Travail illégal : «Hortefeux entretient la confusion»
François Brun, chercheur, revient sur les propos du ministre de l’Immigration :
Par SONYA FAURE
QUOTIDIEN : mardi 31 juillet 2007
Le gouvernement répète depuis quelques semaines son nouveau credo : lutter
contre le travail des sans-papiers. Hier, le Parti socialiste évoquait une
«chasse aux sorcières». Et mettait au défi le gouvernement de «s’attaquer aux
vraies racines de l’immigration clandestine». Dans le Parisien d’hier, le
ministre de l’Immigration, Brice Hortefeux, a encore insisté sur «sa
détermination totale». François Brun, du Centre d’études de l’emploi (CEE),
revient sur quelques-unes de ses affirmations.
Le gouvernement parle de 200 000 à 400 000 étrangers clandestins en France.
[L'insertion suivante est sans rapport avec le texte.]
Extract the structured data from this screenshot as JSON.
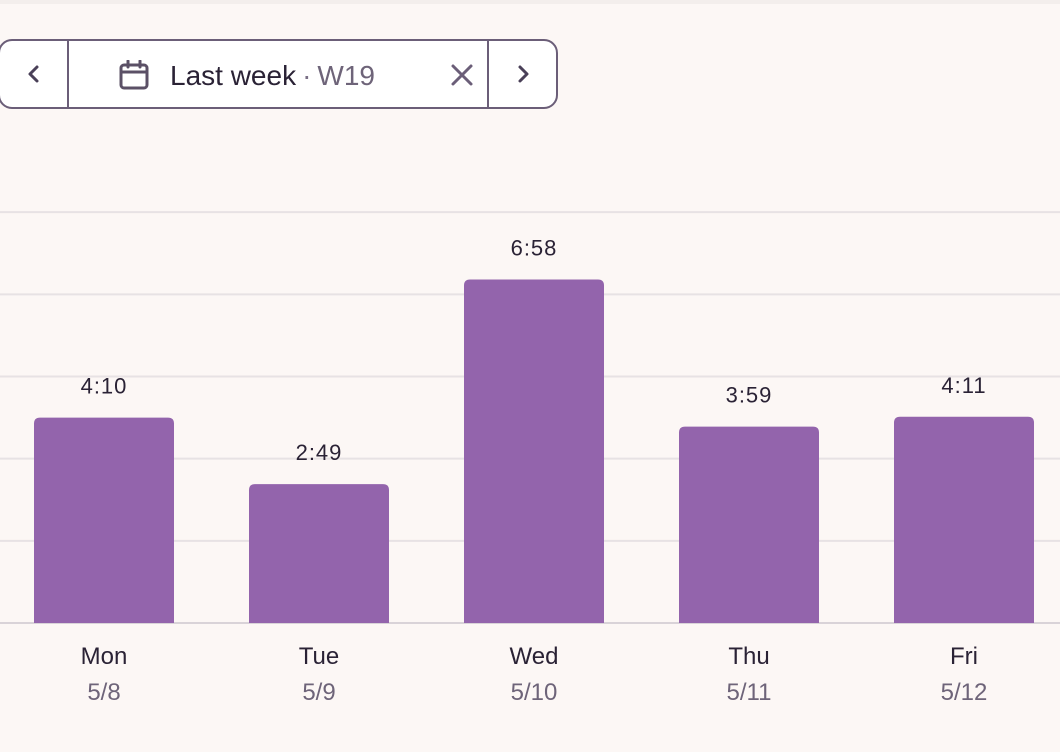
{
  "range_picker": {
    "label": "Last week",
    "separator": "·",
    "week": "W19",
    "prev_icon": "chevron-left-icon",
    "next_icon": "chevron-right-icon",
    "calendar_icon": "calendar-icon",
    "clear_icon": "close-icon"
  },
  "colors": {
    "bar": "#9364ac",
    "background": "#fcf7f5",
    "border": "#6b5e78",
    "text": "#2a2235",
    "muted_text": "#6e6479",
    "grid": "#e7e2e4"
  },
  "chart_data": {
    "type": "bar",
    "title": "",
    "xlabel": "",
    "ylabel": "",
    "grid": true,
    "categories": [
      "Mon",
      "Tue",
      "Wed",
      "Thu",
      "Fri"
    ],
    "dates": [
      "5/8",
      "5/9",
      "5/10",
      "5/11",
      "5/12"
    ],
    "values": [
      250,
      169,
      418,
      239,
      251
    ],
    "value_labels": [
      "4:10",
      "2:49",
      "6:58",
      "3:59",
      "4:11"
    ],
    "value_unit": "minutes",
    "ylim": [
      0,
      600
    ]
  }
}
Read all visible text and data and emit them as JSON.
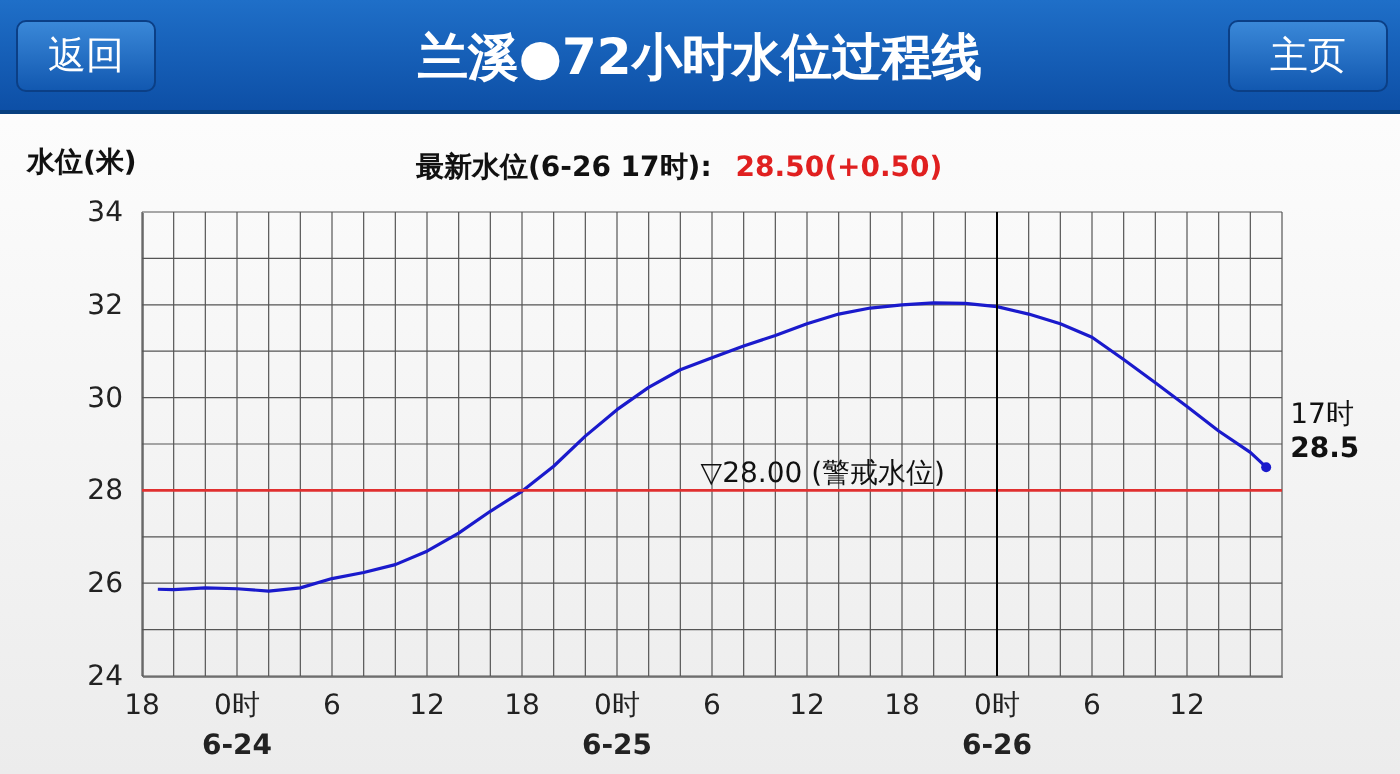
{
  "chart_data": {
    "type": "line",
    "title": "兰溪●72小时水位过程线",
    "subtitle": "最新水位(6-26 17时):",
    "ylabel": "水位(米)",
    "x": [
      "--06-23T19:00",
      "--06-23T20:00",
      "--06-23T22:00",
      "--06-24T00:00",
      "--06-24T02:00",
      "--06-24T04:00",
      "--06-24T06:00",
      "--06-24T08:00",
      "--06-24T10:00",
      "--06-24T12:00",
      "--06-24T14:00",
      "--06-24T16:00",
      "--06-24T18:00",
      "--06-24T20:00",
      "--06-24T22:00",
      "--06-25T00:00",
      "--06-25T02:00",
      "--06-25T04:00",
      "--06-25T06:00",
      "--06-25T08:00",
      "--06-25T10:00",
      "--06-25T12:00",
      "--06-25T14:00",
      "--06-25T16:00",
      "--06-25T18:00",
      "--06-25T20:00",
      "--06-25T22:00",
      "--06-26T00:00",
      "--06-26T02:00",
      "--06-26T04:00",
      "--06-26T06:00",
      "--06-26T08:00",
      "--06-26T10:00",
      "--06-26T12:00",
      "--06-26T14:00",
      "--06-26T16:00",
      "--06-26T17:00"
    ],
    "series": [
      {
        "color": "#1a1acc",
        "values": [
          25.87,
          25.86,
          25.9,
          25.88,
          25.83,
          25.9,
          26.1,
          26.23,
          26.4,
          26.69,
          27.08,
          27.55,
          27.98,
          28.52,
          29.17,
          29.74,
          30.22,
          30.6,
          30.86,
          31.11,
          31.34,
          31.59,
          31.8,
          31.93,
          32.0,
          32.04,
          32.03,
          31.96,
          31.8,
          31.59,
          31.3,
          30.82,
          30.32,
          29.81,
          29.28,
          28.82,
          28.5
        ]
      }
    ],
    "xlim": [
      "--06-23T18:00",
      "--06-26T18:00"
    ],
    "xticks": [
      {
        "value": "--06-23T18:00",
        "label": "18"
      },
      {
        "value": "--06-23T20:00",
        "label": null
      },
      {
        "value": "--06-23T22:00",
        "label": null
      },
      {
        "value": "--06-24T00:00",
        "label": "0时\n6-24"
      },
      {
        "value": "--06-24T02:00",
        "label": null
      },
      {
        "value": "--06-24T04:00",
        "label": null
      },
      {
        "value": "--06-24T06:00",
        "label": "6"
      },
      {
        "value": "--06-24T08:00",
        "label": null
      },
      {
        "value": "--06-24T10:00",
        "label": null
      },
      {
        "value": "--06-24T12:00",
        "label": "12"
      },
      {
        "value": "--06-24T14:00",
        "label": null
      },
      {
        "value": "--06-24T16:00",
        "label": null
      },
      {
        "value": "--06-24T18:00",
        "label": "18"
      },
      {
        "value": "--06-24T20:00",
        "label": null
      },
      {
        "value": "--06-24T22:00",
        "label": null
      },
      {
        "value": "--06-25T00:00",
        "label": "0时\n6-25"
      },
      {
        "value": "--06-25T02:00",
        "label": null
      },
      {
        "value": "--06-25T04:00",
        "label": null
      },
      {
        "value": "--06-25T06:00",
        "label": "6"
      },
      {
        "value": "--06-25T08:00",
        "label": null
      },
      {
        "value": "--06-25T10:00",
        "label": null
      },
      {
        "value": "--06-25T12:00",
        "label": "12"
      },
      {
        "value": "--06-25T14:00",
        "label": null
      },
      {
        "value": "--06-25T16:00",
        "label": null
      },
      {
        "value": "--06-25T18:00",
        "label": "18"
      },
      {
        "value": "--06-25T20:00",
        "label": null
      },
      {
        "value": "--06-25T22:00",
        "label": null
      },
      {
        "value": "--06-26T00:00",
        "label": "0时\n6-26"
      },
      {
        "value": "--06-26T02:00",
        "label": null
      },
      {
        "value": "--06-26T04:00",
        "label": null
      },
      {
        "value": "--06-26T06:00",
        "label": "6"
      },
      {
        "value": "--06-26T08:00",
        "label": null
      },
      {
        "value": "--06-26T10:00",
        "label": null
      },
      {
        "value": "--06-26T12:00",
        "label": "12"
      },
      {
        "value": "--06-26T14:00",
        "label": null
      },
      {
        "value": "--06-26T16:00",
        "label": null
      },
      {
        "value": "--06-26T18:00",
        "label": null
      }
    ],
    "ylim": [
      24,
      34
    ],
    "yticks": [
      24,
      {
        "value": 25,
        "label": null
      },
      26,
      {
        "value": 27,
        "label": null
      },
      28,
      {
        "value": 29,
        "label": null
      },
      30,
      {
        "value": 31,
        "label": null
      },
      32,
      {
        "value": 33,
        "label": null
      },
      34
    ],
    "grid": true,
    "ref_lines": [
      {
        "axis": "y",
        "value": 28,
        "label": "▽28.00 (警戒水位)",
        "color": "#e03030"
      },
      {
        "axis": "x",
        "value": "--06-26T00:00",
        "label": null,
        "color": "#000000"
      }
    ],
    "annotations": [
      "返回",
      "主页",
      "28.50(+0.50)",
      {
        "text": "17时\n28.5",
        "x": "--06-26T17:00",
        "y": 28.5
      }
    ]
  }
}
Ces
chiffres sont-ils fiables ?
Notons déjà que l’écart entre ces deux chiffres est considérable. Mais même avec
une fourchette si large, il est assez imprudent de vouloir chiffrer le nombre de
sans-papiers en France ou ailleurs. Un récent rapport d’Eurostat, l’office de
statistiques européen, a montré que les mesures de l’immigration irrégulière
avaient partout des degrés d’imprécision considérables. Ce que souligne en
revanche cette estimation c’est, en regard, la goutte d’eau que représente le
passage de 20 000 à 25 000 environ du nombre d’étrangers reconduits à la
frontière. Les mesures du gouvernement, au-delà des gesticulations, ont des
conséquences humaines dramatiques pour ceux qu’elles frappent et leurs familles,
mais leur impact économique est minime : on n’est pas prêt de se priver des
services rendus à des pans entiers de l’économie par les sans-papiers !
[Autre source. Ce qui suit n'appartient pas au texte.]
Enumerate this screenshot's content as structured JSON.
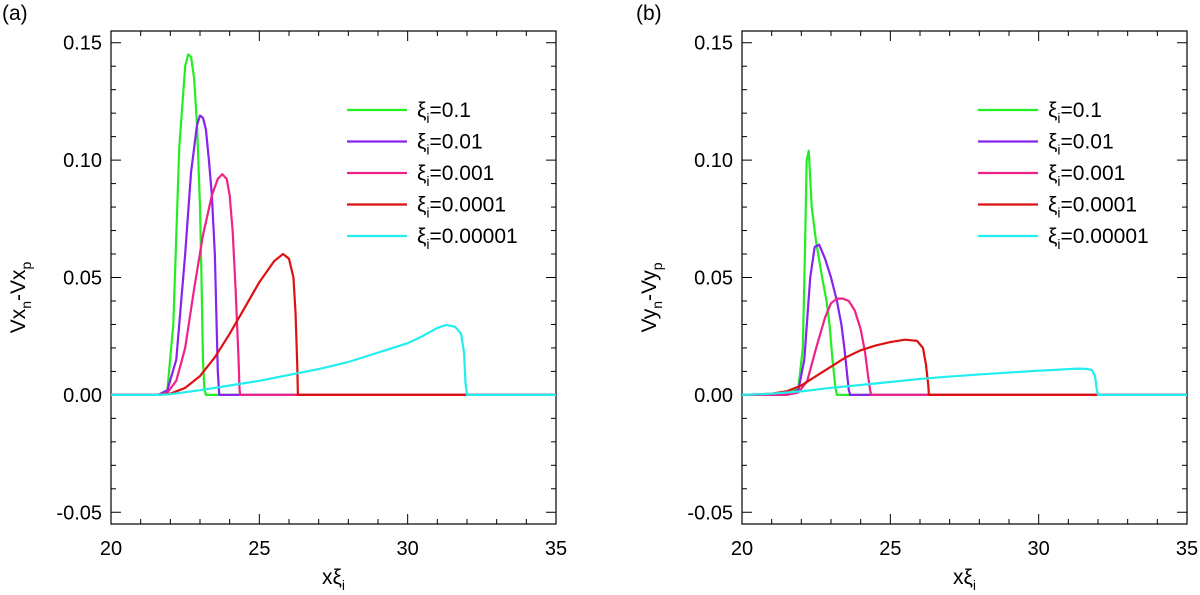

Selon Brice Hortefeux, 10 000 personnes ont été contrôlées depuis janvier, 275
employeurs et 536 étrangers interpellés.
Il entretient la confusion en mettant sur le même plan les employeurs et les
employés. Mais dans le droit français, seuls les employeurs peuvent être
poursuivis pour travail dissimulé ; les employés, eux, en sont les victimes !
C’est si vrai que l’article L.341-6-1 prévoit que l’étranger employé
irrégulièrement est «assimilé, à compter de la date de son embauchage, à un
travailleur régulièrement engagé en ce qui concerne les obligations de
l’employeur relatives à la réglementation du travail.» Le ministre veut-il alors
dire que 536 étrangers ont été interpellés pour séjour irrégulier à l’occasion
de ces contrôles ? Ou tente-t-il plutôt d’inventer insidieusement un délit
d’exécution d’un travail illégal ? En 2003 déjà, Nicolas Sarkozy avait réussi à
faire voter un article à l’Assemblée nationale en première lecture, selon lequel
les étrangers qui travaillent sans autorisation de travail pouvaient être
poursuivis et sanctionnés pénalement. Avant de reculer face à une levée de
boucliers.
Le ministre dit vouloir responsabiliser les employeurs : depuis le 1er juillet,
ceux-ci doivent saisir les préfectures pour qu’elles vérifient les titres de
séjour des candidats au poste à pourvoir.
Il ne s’agit que d’un décret d’application de la loi du 25 juillet 2006. Il n’y
a donc pas là d’innovation considérable. Comme les récentes décisions de
justice, plus sévères (1), cette nouvelle obligation accentue la pression sur
les employeurs, au moins les sous-traitants et les petites sociétés, car pour
les donneurs d’ordre, c’est une autre affaire. Mais beaucoup prendront encore
sans doute le risque d’embaucher un sans-papiers, compte tenu du bénéfice qu’ils
en tirent.
Brice Hortefeux justifie sa politique en disant que les premières victimes de
l’immigration clandestine sont les étrangers «légaux». Est-ce légitime ?
C’est un grand classique : on sait que la grosse majorité des sans-papiers
travaillent. Ils sont en effet très «attractifs» pour des patrons qui par le
biais des horaires qu’ils imposent et du travail à la tâche, parviennent, en les
employant, à abaisser considérablement le coût du travail. Le même mécanisme
joue d’ailleurs pour les étrangers réguliers dotés d’un titre de séjour
précaire. Et ce qui est exact, c’est que les étrangers dotés d’un titre de
séjour durable, exposés à la conjonction des discriminations et du dumping
social provoqué par la politique migratoire, en pâtissent également.
(1) Le responsable d’une des plus grosses entreprises de BTP de Bretagne a été
condamné il y a dix jours à dix-huit mois ferme pour «travail dissimulé» après
avoir employé des ouvriers turcs en situation irrégulière.